For people who are interested in music recording, but are not experts at it, this is an excellent guide. (It would be a good refresher for those who have spent time in professional or home studios, too.) Before reading this book, I didn't appreciate how complex it is to make a great recording. The audio examples on Hodgson's website are instructive; the albums and songs he references are ones I actually like, such as Radiohead's, The Beatles', and David Bowie's "Heroes".
I want to read the book a second time (at least) and try more things based on what I learned from it. (It's lucky that Hodgson uses Logic software in his examples, because that's what I have.) The recommended reading and bibliography sections contain great tips for digging further into the art of recording practice (I read a bunch of stuff on Sound On Sound's website after getting to the end of this book).
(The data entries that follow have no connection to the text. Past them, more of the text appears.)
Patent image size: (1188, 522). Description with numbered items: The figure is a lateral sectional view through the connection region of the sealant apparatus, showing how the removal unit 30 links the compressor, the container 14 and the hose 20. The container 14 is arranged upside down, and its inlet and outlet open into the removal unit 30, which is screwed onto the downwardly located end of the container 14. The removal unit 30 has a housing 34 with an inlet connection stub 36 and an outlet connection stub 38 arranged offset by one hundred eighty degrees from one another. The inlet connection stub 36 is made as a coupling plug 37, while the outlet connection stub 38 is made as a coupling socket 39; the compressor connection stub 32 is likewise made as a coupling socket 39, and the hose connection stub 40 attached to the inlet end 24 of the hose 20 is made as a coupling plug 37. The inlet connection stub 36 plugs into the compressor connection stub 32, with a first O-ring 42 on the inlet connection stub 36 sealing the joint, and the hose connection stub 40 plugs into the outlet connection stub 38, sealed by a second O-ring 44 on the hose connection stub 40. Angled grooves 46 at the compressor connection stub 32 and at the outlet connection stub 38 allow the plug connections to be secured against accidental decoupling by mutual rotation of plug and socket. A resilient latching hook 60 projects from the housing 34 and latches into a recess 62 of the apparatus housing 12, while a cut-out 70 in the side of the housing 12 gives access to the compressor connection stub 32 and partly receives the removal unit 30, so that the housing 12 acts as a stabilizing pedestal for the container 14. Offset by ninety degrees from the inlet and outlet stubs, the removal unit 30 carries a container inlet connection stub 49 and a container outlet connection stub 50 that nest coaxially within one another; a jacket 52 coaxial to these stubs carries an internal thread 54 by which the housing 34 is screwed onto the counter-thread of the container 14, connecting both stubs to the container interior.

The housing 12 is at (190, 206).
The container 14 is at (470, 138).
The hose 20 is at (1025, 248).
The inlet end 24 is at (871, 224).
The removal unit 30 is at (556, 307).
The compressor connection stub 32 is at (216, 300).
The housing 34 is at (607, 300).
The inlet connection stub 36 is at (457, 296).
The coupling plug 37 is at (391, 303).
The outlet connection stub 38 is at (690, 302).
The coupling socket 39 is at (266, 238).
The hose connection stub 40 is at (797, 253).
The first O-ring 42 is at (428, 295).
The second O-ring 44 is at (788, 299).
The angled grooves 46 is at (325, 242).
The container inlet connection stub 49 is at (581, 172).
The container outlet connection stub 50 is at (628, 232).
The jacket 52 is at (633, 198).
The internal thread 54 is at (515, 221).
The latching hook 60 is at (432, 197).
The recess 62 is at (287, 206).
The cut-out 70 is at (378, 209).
This text is a great leaping-off point for learning all about recording, mixing, mastering and so on, but it's also just a great tool for better appreciating what one hears in different recorded songs. I loved reading about the recording of "Heroes" and learning to pick out the distortion pedal triggering in "(I Can't Get No) Satisfaction".
This title by Jay Hodgson is an excellent treatise, and it even helps me hold my own in conversations with people who have lots of experience and degrees in audio engineering. This could be the only book you need to satisfy an interest in learning about recording practice, or it could be the beginning of a life of learning and becoming involved in the process yourself!
P.S. Recommended even more if you, like me, enjoy the 33 1/3 series of books (which I believe are from the same publisher).